Tuesday, October 27, 2009

The Final Blog.

Neil Anderson says that success "is accepting God's goal for our lives and by His grace becoming what He has called us to be." When it comes to my health I must admit I have not succeeded. The Bible talks a lot about being self-controlled and self-control is one of the fruits of the Spirit. (Gal. 5:22-23)

"...let us be alert and self-controlled." (I Thes. 5:6)

"Like a city whose walls are broken down is a man who lacks self-control." (Prov 25:26)

Broken down and defeated in my constant striving (OK, really my desire to treat my body correctly). But that's not the end of the story because God has already filled me with every spiritual blessing in Christ Jesus. (Eph. 1:3) He has already given me self-control! I must live by faith.

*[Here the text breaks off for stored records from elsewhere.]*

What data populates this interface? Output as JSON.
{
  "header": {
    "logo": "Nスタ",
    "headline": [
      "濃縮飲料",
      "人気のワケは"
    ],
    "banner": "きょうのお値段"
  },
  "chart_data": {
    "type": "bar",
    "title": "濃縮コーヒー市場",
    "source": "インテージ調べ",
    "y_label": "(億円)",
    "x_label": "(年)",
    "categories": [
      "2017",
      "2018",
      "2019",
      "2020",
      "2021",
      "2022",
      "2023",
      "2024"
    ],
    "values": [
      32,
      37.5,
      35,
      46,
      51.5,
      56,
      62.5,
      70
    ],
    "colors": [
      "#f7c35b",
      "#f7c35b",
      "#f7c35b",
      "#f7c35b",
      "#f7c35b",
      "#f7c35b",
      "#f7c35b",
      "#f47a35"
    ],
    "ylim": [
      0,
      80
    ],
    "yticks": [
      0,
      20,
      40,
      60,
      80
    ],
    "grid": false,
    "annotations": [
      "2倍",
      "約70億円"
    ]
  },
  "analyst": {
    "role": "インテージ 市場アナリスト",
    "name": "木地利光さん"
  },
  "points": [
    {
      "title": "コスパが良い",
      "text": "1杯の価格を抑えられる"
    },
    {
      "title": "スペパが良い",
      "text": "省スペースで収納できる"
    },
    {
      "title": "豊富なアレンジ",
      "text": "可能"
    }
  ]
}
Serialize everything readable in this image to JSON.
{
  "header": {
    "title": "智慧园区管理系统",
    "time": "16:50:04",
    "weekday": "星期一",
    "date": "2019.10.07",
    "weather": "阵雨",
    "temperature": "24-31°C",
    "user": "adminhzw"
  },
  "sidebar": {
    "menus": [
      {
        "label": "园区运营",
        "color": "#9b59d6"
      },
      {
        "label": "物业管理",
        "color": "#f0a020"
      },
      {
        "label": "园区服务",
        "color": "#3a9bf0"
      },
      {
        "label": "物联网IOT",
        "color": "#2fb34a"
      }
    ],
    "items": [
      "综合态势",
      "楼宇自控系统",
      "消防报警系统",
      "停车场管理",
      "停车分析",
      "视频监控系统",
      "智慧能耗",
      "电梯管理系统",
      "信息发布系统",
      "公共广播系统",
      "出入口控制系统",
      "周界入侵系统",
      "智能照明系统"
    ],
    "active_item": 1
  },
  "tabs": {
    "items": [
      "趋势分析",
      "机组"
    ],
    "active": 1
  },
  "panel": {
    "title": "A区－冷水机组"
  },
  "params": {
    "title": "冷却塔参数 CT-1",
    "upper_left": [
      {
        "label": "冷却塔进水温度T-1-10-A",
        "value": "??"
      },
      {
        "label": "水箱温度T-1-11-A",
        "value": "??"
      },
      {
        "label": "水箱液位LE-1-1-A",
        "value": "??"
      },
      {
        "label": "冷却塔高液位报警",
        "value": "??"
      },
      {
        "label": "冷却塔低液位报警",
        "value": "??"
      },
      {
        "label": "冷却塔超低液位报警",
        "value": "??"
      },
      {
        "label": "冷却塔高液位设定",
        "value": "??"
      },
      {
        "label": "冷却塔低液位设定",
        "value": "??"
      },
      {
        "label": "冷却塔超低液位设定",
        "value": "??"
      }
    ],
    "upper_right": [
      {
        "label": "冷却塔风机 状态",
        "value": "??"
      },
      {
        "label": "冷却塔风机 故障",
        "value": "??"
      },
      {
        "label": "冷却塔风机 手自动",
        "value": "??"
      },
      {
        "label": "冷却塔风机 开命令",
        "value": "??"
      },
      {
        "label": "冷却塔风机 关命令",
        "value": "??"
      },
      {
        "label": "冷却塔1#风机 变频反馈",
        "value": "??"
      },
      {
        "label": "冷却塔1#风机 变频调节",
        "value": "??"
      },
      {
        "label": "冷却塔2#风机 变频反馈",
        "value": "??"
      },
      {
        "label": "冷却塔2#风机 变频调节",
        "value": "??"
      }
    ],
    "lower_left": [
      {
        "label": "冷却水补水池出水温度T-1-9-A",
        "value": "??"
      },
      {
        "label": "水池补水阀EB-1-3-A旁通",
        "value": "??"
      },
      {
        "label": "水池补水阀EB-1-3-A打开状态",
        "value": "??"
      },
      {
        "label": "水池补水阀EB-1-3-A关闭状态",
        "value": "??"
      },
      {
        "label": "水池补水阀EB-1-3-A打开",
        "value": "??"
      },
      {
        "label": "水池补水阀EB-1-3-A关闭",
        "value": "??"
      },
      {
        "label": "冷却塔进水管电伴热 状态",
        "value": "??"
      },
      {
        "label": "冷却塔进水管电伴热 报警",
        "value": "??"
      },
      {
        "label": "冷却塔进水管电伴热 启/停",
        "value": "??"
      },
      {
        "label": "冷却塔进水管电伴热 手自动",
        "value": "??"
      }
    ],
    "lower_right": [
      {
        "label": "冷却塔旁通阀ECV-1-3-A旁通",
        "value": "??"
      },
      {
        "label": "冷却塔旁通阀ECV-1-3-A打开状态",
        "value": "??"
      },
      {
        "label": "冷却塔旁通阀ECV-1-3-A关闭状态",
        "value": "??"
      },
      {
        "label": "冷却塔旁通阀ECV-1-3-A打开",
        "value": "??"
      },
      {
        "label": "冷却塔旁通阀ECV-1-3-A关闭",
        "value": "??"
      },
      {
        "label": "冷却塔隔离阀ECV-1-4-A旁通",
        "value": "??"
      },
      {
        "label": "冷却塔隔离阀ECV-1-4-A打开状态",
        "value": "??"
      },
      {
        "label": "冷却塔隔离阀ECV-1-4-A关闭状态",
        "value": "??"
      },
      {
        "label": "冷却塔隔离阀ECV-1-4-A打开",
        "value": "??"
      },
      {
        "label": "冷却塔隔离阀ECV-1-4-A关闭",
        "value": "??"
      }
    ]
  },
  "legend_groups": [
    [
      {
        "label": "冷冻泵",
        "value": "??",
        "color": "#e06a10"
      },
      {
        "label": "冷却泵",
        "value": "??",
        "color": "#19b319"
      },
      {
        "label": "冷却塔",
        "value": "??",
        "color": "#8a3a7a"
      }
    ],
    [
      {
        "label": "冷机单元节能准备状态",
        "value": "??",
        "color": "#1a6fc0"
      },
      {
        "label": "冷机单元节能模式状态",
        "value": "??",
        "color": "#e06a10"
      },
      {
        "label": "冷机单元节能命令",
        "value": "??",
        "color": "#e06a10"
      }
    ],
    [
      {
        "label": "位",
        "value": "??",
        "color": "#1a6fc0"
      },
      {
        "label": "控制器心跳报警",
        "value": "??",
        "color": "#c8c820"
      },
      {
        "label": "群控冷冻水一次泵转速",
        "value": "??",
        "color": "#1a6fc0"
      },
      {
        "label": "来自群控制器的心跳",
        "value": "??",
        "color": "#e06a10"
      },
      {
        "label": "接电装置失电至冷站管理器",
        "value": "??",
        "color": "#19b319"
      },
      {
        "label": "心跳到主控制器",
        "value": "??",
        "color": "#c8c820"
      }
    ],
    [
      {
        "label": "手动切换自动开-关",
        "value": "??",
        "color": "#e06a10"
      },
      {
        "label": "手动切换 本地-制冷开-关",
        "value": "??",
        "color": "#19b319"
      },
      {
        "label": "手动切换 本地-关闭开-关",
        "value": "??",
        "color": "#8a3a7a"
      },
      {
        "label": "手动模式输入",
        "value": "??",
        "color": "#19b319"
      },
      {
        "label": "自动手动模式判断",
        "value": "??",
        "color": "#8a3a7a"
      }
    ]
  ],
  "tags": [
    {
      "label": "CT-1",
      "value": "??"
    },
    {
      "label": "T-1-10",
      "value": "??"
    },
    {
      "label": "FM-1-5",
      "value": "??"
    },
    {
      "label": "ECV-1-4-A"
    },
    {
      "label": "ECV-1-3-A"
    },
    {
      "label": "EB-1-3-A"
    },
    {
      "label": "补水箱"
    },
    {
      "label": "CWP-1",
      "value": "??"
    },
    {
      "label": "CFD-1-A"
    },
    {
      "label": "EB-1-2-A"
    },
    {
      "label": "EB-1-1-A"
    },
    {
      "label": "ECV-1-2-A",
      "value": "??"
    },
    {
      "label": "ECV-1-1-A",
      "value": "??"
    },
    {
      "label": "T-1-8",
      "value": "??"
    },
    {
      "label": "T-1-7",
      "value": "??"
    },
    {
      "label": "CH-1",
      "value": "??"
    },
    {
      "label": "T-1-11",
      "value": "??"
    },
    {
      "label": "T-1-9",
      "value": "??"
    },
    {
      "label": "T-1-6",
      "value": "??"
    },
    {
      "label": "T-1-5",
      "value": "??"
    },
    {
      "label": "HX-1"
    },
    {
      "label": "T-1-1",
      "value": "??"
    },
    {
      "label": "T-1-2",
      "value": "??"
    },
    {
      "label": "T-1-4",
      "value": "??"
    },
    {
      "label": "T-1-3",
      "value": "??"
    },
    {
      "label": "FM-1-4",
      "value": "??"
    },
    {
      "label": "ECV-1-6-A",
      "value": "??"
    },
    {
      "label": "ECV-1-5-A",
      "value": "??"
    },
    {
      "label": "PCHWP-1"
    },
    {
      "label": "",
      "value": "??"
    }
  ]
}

"Anyone then who knows the good he ought to do and doesn't do it sins." (James 4:17) I know the truth, I know that I have been given self-control through Christ Jesus. As I read this blog I think it sounds like I'm defeated but I am not. I did not exercise today and I have no good reason for it. Maybe I was getting a little cocky! I started to think if I didn't set the time aside I would still get to it but today I did not. Tomorrow I really doubt I will because I have to leave so early in the morning and won't be home until rather late. I see that schedule for a few days ahead of me and I realize that I could possibly find myself right back where I was when this began three weeks ago. Lord willing that will not happen. The most exciting thing that has come from this time is my joy for my devotion time. It was worth every minute just to get myself back into the Word. That is something I do not want to lose. More then anything else in life I desperately need Jesus. I believe this makes me a success.